正倉院展



奈良の国立博物館の「正倉院展」に行く。戦後にはじまった正倉院の宝物(当時は「御物」といったそうだ)の公開ももう第61回になったそうだ。私は、井上靖の『天平の甍』が好きで、何も知らないけれども天平時代に憧れている単細胞だから、正倉院展にはずっと行きたいと思っていたけれども、実は今回が生まれて初めての正倉院展である。行ってとてもよかったし、これから何回も行けるといいなと思う、素晴らしい時間だった。

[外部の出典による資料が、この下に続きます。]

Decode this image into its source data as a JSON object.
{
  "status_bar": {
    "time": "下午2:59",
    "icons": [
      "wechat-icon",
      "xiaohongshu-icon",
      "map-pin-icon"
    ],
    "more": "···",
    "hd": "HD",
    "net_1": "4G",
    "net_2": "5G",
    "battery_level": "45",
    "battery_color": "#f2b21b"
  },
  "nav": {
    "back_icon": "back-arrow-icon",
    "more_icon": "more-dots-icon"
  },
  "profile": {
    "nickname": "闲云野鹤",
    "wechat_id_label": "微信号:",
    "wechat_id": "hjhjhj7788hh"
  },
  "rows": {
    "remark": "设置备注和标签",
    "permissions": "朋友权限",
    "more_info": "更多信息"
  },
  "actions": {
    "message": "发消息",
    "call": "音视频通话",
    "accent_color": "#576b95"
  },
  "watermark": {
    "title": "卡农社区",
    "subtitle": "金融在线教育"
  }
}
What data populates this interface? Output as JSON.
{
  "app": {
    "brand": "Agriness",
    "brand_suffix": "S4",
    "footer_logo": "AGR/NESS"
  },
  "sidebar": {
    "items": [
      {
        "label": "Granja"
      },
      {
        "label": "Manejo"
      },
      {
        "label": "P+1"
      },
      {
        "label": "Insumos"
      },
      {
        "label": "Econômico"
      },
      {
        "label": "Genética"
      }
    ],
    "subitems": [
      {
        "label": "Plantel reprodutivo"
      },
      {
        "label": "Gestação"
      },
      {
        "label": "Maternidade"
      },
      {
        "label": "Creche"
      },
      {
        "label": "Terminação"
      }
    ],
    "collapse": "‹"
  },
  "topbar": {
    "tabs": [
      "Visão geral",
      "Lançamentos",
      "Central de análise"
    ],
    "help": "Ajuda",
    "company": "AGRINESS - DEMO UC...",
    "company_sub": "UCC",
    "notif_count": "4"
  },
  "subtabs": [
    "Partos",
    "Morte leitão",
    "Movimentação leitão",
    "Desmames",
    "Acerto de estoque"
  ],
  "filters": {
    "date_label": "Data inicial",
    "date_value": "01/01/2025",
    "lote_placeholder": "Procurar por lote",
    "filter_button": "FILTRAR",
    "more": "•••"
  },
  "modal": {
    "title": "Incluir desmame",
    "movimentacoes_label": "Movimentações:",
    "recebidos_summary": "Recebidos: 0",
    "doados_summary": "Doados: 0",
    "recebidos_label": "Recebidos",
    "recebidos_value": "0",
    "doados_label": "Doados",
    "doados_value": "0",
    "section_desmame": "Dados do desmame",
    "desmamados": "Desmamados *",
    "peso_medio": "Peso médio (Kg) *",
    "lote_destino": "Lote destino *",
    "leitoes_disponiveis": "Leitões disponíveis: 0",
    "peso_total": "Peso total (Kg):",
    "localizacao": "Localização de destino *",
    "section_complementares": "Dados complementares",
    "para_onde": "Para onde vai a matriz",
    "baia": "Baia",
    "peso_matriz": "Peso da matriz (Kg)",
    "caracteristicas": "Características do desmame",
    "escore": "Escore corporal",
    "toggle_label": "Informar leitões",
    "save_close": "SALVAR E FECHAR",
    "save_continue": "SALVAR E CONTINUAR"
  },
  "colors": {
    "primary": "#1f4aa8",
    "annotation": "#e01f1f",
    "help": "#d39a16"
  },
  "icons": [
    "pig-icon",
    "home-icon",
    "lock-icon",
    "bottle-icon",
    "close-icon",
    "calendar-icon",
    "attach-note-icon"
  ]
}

やっぱり、目玉の展示である、琵琶と碁盤が目を引いた。「紫檀木画槽琵琶」(したんもくがそうのびわ)と桑木木画碁局(くわのきもくがのききょく)。琵琶にはきっと文様の世界では有名な「花喰い鳥」が「木画」という技法(木の板の上に色々なものをはめ込むモザイクのような技法らしい)であしらってある。オシドリが花の枝をくわえているという、豪華だけれども親しみやすい主題。それ以外にも様式化された鳥が舞っていて、それはそれは美しい。碁盤のほうも、盤の側面に同じ木画の技法で装飾がしてあり、碁盤の目をつくりだしている白線は象牙を細く削ったものをはめ込んでいる。碁というのは、将棋に比べて抽象性が高くて、碁盤といい碁石といい、装飾を剥ぎ取って極度に簡素化された様式が、禅寺の僧侶の雰囲気にも似合うように思っていたんだけれども、そうか、もちろん、華麗な碁盤があってもいいんだ。